By Wayne Cole
SYDNEY, Sept 9 (Reuters) - The Australian and New Zealand dollars crept to multi-week highs on Tuesday as falling Treasury yields dragged on the greenback, while political uncertainty pulled the Japanese yen to a two-month trough.
Australian bonds have lagged the rally in Treasuries, widening the spread over 10-year U.S. yields out to around 21 basis points from -20 basis points back in mid-June.
The swing to a positive spread helped lift the Aussie to a seven-week top at $0.6600 AUD=D3, having climbed 0.6% overnight. The next major hurdle is a $0.6625 top from August, and a break would take the Aussie to ground not trodden since November last year, opening the way to $0.6687 and $0.6793.
It was also up at 97.19 yen AUDJPY=R, having risen 0.6% on Monday to reach as far as 97.42. That was just a pip from a 97.43 peak hit in mid-July that marks the top of a trading range held for much of the year so far.
A break above would thus be technically bullish for a run to targets at 99.16, and even 102.40.
The kiwi dollar steadied at $0.5941 NZD=D3, after rallying 0.8% in the previous session to reach a one-month high. It faces resistance at $0.5996 and $0.6059.
Local economic data was too mixed to offer much direction. A survey of Australian businesses showed conditions improved in August, with profits and employment bouncing.
In a promising sign for inflation, input cost pressures eased to the lowest since 2021 while retail price growth slowed markedly.
A survey of consumers, meanwhile, showed confidence falling back from 3-1/2-year highs amid worries about the economic outlook. The survey has a patchy correlation to actual consumption, but could suggest the rebound in spending seen in the second quarter has petered out somewhat.

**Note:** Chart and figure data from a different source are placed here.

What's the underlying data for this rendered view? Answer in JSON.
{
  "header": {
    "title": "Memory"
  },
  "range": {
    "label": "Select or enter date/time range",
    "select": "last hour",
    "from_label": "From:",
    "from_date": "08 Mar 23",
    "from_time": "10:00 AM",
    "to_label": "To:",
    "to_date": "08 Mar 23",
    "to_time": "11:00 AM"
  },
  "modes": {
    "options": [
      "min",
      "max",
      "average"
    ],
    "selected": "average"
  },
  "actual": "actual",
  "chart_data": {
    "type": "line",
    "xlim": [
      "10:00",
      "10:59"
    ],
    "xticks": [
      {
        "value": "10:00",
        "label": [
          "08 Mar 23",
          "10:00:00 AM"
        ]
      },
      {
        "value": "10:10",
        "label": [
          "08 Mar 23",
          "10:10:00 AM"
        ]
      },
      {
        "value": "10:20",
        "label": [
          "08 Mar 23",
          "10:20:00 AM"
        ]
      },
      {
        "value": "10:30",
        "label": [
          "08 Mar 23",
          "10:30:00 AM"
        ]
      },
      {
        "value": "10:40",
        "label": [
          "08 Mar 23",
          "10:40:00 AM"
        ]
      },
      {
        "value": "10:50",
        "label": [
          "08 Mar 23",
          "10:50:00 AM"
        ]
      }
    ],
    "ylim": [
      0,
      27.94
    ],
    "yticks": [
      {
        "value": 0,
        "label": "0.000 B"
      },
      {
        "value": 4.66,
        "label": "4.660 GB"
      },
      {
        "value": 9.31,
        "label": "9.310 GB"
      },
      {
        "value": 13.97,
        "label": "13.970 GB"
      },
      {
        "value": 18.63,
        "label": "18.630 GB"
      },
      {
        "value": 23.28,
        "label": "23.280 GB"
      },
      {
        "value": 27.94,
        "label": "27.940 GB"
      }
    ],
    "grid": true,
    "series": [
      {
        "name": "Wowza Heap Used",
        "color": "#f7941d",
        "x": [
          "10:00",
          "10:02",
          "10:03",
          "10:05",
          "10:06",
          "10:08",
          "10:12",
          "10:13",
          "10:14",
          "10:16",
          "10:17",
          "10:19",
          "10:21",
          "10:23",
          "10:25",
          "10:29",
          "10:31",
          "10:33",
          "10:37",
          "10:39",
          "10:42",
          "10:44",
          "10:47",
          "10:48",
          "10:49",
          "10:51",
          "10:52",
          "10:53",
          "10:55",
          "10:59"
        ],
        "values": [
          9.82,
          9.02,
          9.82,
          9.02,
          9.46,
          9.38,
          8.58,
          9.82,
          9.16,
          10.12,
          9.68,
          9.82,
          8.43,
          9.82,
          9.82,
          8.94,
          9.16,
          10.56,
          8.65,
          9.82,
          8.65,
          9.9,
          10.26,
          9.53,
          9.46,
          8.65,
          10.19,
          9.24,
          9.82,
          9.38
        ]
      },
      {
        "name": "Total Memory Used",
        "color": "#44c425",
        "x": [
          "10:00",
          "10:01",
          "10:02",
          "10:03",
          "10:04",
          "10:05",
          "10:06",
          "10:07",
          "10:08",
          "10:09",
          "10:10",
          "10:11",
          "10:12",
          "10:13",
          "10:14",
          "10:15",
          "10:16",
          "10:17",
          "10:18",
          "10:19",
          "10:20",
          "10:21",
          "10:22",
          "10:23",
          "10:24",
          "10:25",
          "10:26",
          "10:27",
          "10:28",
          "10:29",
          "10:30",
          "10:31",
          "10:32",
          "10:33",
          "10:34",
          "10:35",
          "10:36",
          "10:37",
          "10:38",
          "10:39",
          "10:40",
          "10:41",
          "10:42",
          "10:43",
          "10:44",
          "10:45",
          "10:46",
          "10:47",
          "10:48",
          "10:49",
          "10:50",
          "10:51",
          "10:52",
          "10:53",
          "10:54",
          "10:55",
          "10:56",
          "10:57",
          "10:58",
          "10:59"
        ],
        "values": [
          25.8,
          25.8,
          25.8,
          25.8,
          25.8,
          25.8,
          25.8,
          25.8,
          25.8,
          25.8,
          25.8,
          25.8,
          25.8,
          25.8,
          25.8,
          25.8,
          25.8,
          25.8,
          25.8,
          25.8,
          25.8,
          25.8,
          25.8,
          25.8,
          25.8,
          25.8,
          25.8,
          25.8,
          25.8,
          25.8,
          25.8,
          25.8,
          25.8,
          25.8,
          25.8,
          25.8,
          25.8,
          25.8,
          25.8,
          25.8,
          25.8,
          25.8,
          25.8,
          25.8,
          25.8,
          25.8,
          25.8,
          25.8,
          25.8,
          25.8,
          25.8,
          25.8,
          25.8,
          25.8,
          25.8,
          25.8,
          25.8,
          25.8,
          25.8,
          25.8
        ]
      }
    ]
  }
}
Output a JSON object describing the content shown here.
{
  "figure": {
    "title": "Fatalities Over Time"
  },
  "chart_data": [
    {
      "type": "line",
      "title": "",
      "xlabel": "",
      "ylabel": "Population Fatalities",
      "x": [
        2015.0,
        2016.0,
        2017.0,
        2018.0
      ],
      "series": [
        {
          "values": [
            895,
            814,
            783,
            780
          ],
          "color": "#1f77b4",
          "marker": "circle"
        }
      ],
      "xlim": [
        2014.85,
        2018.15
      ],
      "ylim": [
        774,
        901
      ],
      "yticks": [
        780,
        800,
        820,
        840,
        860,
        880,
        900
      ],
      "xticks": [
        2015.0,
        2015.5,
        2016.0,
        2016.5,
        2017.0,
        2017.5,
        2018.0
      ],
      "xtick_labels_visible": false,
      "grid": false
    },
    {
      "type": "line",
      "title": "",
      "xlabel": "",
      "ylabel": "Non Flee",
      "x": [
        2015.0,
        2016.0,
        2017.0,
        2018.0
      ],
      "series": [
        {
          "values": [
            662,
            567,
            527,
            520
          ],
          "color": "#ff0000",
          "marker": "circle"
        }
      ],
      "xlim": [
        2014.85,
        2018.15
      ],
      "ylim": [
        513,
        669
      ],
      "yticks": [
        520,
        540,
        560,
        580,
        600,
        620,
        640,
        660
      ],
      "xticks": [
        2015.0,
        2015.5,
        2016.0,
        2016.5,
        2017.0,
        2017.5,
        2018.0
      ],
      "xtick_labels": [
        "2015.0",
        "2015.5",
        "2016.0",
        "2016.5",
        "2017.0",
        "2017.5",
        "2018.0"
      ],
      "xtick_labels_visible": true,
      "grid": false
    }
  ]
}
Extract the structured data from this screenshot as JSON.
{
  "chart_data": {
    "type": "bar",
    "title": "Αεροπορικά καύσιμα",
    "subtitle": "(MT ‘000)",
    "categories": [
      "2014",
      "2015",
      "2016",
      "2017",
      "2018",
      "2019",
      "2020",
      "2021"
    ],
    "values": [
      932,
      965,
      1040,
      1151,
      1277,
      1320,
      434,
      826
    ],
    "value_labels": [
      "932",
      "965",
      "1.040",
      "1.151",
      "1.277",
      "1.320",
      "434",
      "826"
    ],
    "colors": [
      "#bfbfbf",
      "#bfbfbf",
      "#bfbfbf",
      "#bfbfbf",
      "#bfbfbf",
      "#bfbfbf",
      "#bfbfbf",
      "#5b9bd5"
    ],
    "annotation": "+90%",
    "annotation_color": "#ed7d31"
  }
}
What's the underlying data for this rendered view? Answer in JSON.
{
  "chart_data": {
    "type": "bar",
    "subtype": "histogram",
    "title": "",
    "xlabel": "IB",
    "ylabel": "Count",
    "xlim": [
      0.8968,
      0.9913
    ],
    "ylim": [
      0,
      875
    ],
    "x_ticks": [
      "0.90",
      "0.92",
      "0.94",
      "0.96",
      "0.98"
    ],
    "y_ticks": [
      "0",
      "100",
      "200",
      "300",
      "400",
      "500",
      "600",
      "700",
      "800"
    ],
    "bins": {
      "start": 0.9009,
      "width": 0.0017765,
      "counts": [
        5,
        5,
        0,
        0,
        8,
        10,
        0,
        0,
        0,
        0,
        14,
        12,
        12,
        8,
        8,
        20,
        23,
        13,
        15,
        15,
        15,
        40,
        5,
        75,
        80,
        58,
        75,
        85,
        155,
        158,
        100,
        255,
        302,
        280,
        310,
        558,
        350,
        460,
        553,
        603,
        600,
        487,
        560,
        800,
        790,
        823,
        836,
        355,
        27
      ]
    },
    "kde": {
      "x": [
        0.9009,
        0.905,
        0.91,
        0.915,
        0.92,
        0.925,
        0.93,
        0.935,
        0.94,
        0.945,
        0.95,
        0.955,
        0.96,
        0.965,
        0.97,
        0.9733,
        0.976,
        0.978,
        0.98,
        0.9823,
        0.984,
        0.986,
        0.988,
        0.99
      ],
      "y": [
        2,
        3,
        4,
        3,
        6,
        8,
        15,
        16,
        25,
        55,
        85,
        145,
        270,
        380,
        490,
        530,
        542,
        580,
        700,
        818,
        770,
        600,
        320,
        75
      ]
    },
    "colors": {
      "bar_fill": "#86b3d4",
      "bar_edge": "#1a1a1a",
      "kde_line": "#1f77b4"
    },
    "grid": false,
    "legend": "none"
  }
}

Data on card spending from the major banks has also pointed to a moderation since June.
The Reserve Bank of Australia has hinted that continued strength in consumption might limit how much further interest rates could fall. 0#AUDIRPR
Markets imply just a one-in-five chance of a cut at the RBA's next meeting on September 30, but an 86% probability of a quarter-point reduction to 3.35% at its November 4 meeting.
Data out of New Zealand showed a surprisingly sharp fall in sales across a range of industries in the second quarter, pointing to downside risks for growth.